0El menyimak pembahasan walaupun mata pelajaran Bahasa Indonesia yang dibawakan oleh sang guru, terdengar sangat teramat membosankan.     
0

Tuk     

Tuk     

Tuk     

Mendengar suara tersebut, ia menolehkan kepalanya ke sumber suara. Melihat Nusa yang tengah mengetuk-ngetuk meja dengan pulpen yang berada di dalam genggaman cewek tersebut.     

"Berisik." ucap El sambil menatap sinis ke arah Nusa, ia memberikan lirikan yang seolah-olah mengatakan kepada cewek di sebelahnya untuk tidak melakukan hal itu lagi.     
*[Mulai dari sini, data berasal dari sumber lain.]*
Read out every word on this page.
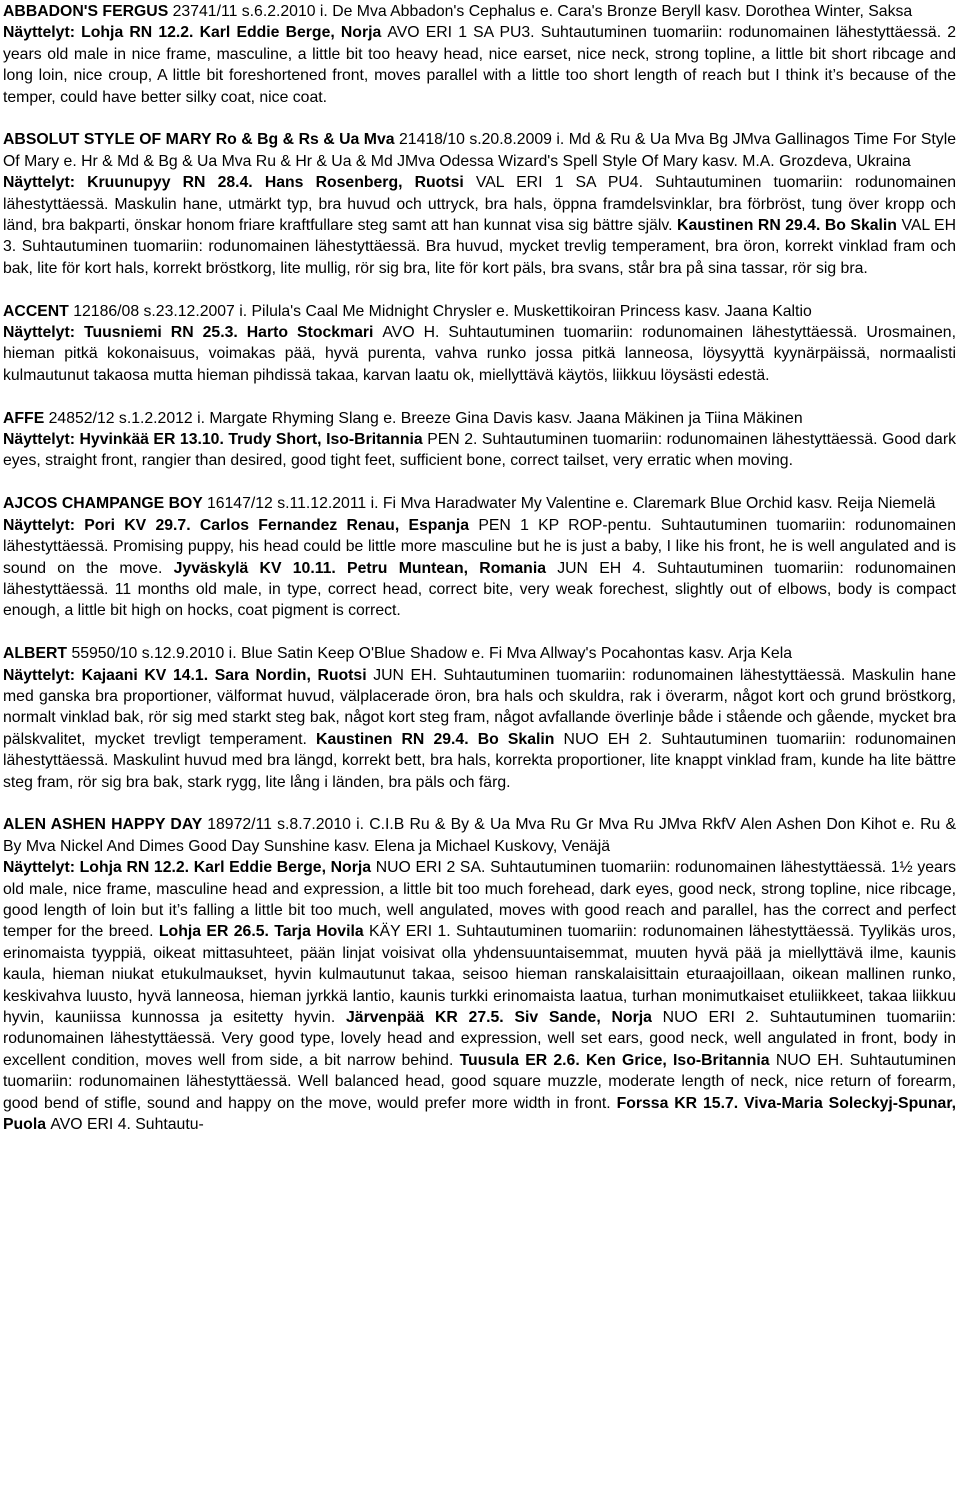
ABBADON'S FERGUS 23741/11 s.6.2.2010 i. De Mva Abbadon's Cephalus e. Cara's Bronze Beryll kasv. Dorothea Winter, Saksa

Näyttelyt: Lohja RN 12.2. Karl Eddie Berge, Norja AVO ERI 1 SA PU3. Suhtautuminen tuomariin: rodunomainen lähestyttäessä. 2 years old male in nice frame, masculine, a little bit too heavy head, nice earset, nice neck, strong topline, a little bit short ribcage and long loin, nice croup, A little bit foreshortened front, moves parallel with a little too short length of reach but I think it’s because of the temper, could have better silky coat, nice coat.

ABSOLUT STYLE OF MARY Ro & Bg & Rs & Ua Mva 21418/10 s.20.8.2009 i. Md & Ru & Ua Mva Bg JMva Gallinagos Time For Style Of Mary e. Hr & Md & Bg & Ua Mva Ru & Hr & Ua & Md JMva Odessa Wizard's Spell Style Of Mary kasv. M.A. Grozdeva, Ukraina

Näyttelyt: Kruunupyy RN 28.4. Hans Rosenberg, Ruotsi VAL ERI 1 SA PU4. Suhtautuminen tuomariin: rodunomainen lähestyttäessä. Maskulin hane, utmärkt typ, bra huvud och uttryck, bra hals, öppna framdelsvinklar, bra förbröst, tung över kropp och länd, bra bakparti, önskar honom friare kraftfullare steg samt att han kunnat visa sig bättre själv. Kaustinen RN 29.4. Bo Skalin VAL EH 3. Suhtautuminen tuomariin: rodunomainen lähestyttäessä. Bra huvud, mycket trevlig temperament, bra öron, korrekt vinklad fram och bak, lite för kort hals, korrekt bröstkorg, lite mullig, rör sig bra, lite för kort päls, bra svans, står bra på sina tassar, rör sig bra.

ACCENT 12186/08 s.23.12.2007 i. Pilula's Caal Me Midnight Chrysler e. Muskettikoiran Princess kasv. Jaana Kaltio

Näyttelyt: Tuusniemi RN 25.3. Harto Stockmari AVO H. Suhtautuminen tuomariin: rodunomainen lähestyttäessä. Urosmainen, hieman pitkä kokonaisuus, voimakas pää, hyvä purenta, vahva runko jossa pitkä lanneosa, löysyyttä kyynärpäissä, normaalisti kulmautunut takaosa mutta hieman pihdissä takaa, karvan laatu ok, miellyttävä käytös, liikkuu löysästi edestä.

AFFE 24852/12 s.1.2.2012 i. Margate Rhyming Slang e. Breeze Gina Davis kasv. Jaana Mäkinen ja Tiina Mäkinen

Näyttelyt: Hyvinkää ER 13.10. Trudy Short, Iso-Britannia PEN 2. Suhtautuminen tuomariin: rodunomainen lähestyttäessä. Good dark eyes, straight front, rangier than desired, good tight feet, sufficient bone, correct tailset, very erratic when moving.

AJCOS CHAMPANGE BOY 16147/12 s.11.12.2011 i. Fi Mva Haradwater My Valentine e. Claremark Blue Orchid kasv. Reija Niemelä

Näyttelyt: Pori KV 29.7. Carlos Fernandez Renau, Espanja PEN 1 KP ROP-pentu. Suhtautuminen tuomariin: rodunomainen lähestyttäessä. Promising puppy, his head could be little more masculine but he is just a baby, I like his front, he is well angulated and is sound on the move. Jyväskylä KV 10.11. Petru Muntean, Romania JUN EH 4. Suhtautuminen tuomariin: rodunomainen lähestyttäessä. 11 months old male, in type, correct head, correct bite, very weak forechest, slightly out of elbows, body is compact enough, a little bit high on hocks, coat pigment is correct.

ALBERT 55950/10 s.12.9.2010 i. Blue Satin Keep O'Blue Shadow e. Fi Mva Allway's Pocahontas kasv. Arja Kela

Näyttelyt: Kajaani KV 14.1. Sara Nordin, Ruotsi JUN EH. Suhtautuminen tuomariin: rodunomainen lähestyttäessä. Maskulin hane med ganska bra proportioner, välformat huvud, välplacerade öron, bra hals och skuldra, rak i överarm, något kort och grund bröstkorg, normalt vinklad bak, rör sig med starkt steg bak, något kort steg fram, något avfallande överlinje både i stående och gående, mycket bra pälskvalitet, mycket trevligt temperament. Kaustinen RN 29.4. Bo Skalin NUO EH 2. Suhtautuminen tuomariin: rodunomainen lähestyttäessä. Maskulint huvud med bra längd, korrekt bett, bra hals, korrekta proportioner, lite knappt vinklad fram, kunde ha lite bättre steg fram, rör sig bra bak, stark rygg, lite lång i länden, bra päls och färg.

ALEN ASHEN HAPPY DAY 18972/11 s.8.7.2010 i. C.I.B Ru & By & Ua Mva Ru Gr Mva Ru JMva RkfV Alen Ashen Don Kihot e. Ru & By Mva Nickel And Dimes Good Day Sunshine kasv. Elena ja Michael Kuskovy, Venäjä

Näyttelyt: Lohja RN 12.2. Karl Eddie Berge, Norja NUO ERI 2 SA. Suhtautuminen tuomariin: rodunomainen lähestyttäessä. 1½ years old male, nice frame, masculine head and expression, a little bit too much forehead, dark eyes, good neck, strong topline, nice ribcage, good length of loin but it’s falling a little bit too much, well angulated, moves with good reach and parallel, has the correct and perfect temper for the breed. Lohja ER 26.5. Tarja Hovila KÄY ERI 1. Suhtautuminen tuomariin: rodunomainen lähestyttäessä. Tyylikäs uros, erinomaista tyyppiä, oikeat mittasuhteet, pään linjat voisivat olla yhdensuuntaisemmat, muuten hyvä pää ja miellyttävä ilme, kaunis kaula, hieman niukat etukulmaukset, hyvin kulmautunut takaa, seisoo hieman ranskalaisittain eturaajoillaan, oikean mallinen runko, keskivahva luusto, hyvä lanneosa, hieman jyrkkä lantio, kaunis turkki erinomaista laatua, turhan monimutkaiset etuliikkeet, takaa liikkuu hyvin, kauniissa kunnossa ja esitetty hyvin. Järvenpää KR 27.5. Siv Sande, Norja NUO ERI 2. Suhtautuminen tuomariin: rodunomainen lähestyttäessä. Very good type, lovely head and expression, well set ears, good neck, well angulated in front, body in excellent condition, moves well from side, a bit narrow behind. Tuusula ER 2.6. Ken Grice, Iso-Britannia NUO EH. Suhtautuminen tuomariin: rodunomainen lähestyttäessä. Well balanced head, good square muzzle, moderate length of neck, nice return of forearm, good bend of stifle, sound and happy on the move, would prefer more width in front. Forssa KR 15.7. Viva-Maria Soleckyj-Spunar, Puola AVO ERI 4. Suhtautu-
Nusa menolehkan kepala ke arah El sambil mengerjapkan kedua bola matanya sebanyak tiga kali, wajah polosnya terpampang jelas. "Bosen." ucapnya sambil menekuk senyuman, sambil menopang kepala mengarah ke cowok di sampingnya dengan tangan kanan.     

"Lo bosen?" tanya El, mengulang apa yang dikatakan oleh Nusa.     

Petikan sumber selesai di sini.